4. Financial Assistance

 

Software has been included in technology industry alongside telecom and hardware sectors. However, Software development/services need its independent recognition as an ‘Industry’. This along with the realization of status requires special incentives to encourage and strengthen the base.

 

Suggestions:-

·         The current status of Software industry need to be extended as full fledge industry.

·         Special and discounted utility tariffs should be offered for Electricity, Telecommunication, Communication (esp. high bandwidth Internet) etc.
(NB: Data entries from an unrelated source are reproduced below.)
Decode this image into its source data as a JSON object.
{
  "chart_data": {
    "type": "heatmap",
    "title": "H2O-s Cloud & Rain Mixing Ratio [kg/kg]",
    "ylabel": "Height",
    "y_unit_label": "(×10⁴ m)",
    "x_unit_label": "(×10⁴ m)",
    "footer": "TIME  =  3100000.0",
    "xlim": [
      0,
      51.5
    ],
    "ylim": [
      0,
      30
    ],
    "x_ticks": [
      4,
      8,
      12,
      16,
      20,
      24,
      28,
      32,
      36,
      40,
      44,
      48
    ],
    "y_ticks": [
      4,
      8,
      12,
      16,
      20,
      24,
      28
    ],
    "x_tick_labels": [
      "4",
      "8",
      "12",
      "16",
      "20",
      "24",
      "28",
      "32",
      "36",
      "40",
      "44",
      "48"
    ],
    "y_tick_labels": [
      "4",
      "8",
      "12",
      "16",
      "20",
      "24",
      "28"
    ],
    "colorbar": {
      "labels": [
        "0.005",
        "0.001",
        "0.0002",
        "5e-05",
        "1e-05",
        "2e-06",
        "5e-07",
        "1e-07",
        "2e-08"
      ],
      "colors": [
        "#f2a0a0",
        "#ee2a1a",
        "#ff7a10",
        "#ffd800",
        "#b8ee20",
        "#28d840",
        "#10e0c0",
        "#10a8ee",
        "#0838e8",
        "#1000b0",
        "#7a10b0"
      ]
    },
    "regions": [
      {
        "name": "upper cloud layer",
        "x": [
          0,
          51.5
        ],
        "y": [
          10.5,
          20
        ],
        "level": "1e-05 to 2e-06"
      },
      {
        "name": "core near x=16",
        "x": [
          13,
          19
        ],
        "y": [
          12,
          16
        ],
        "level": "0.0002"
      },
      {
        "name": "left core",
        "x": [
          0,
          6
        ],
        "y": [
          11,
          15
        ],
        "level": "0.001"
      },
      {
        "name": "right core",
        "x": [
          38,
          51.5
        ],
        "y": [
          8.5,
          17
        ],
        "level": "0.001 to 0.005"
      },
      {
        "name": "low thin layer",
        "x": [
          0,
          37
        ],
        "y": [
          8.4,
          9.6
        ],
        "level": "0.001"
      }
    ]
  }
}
Although special structure on communication exists for export oriented, scope needs to be extended to local business and all utilities.

·         Financial incentives like tax exemption at both corporate and individual level are needed.

·         Even local development/services should have a tax holiday for a limited period.

·         Banks should be encouraged to offer loans on special rates and terms & conditions with no or minimal collateral.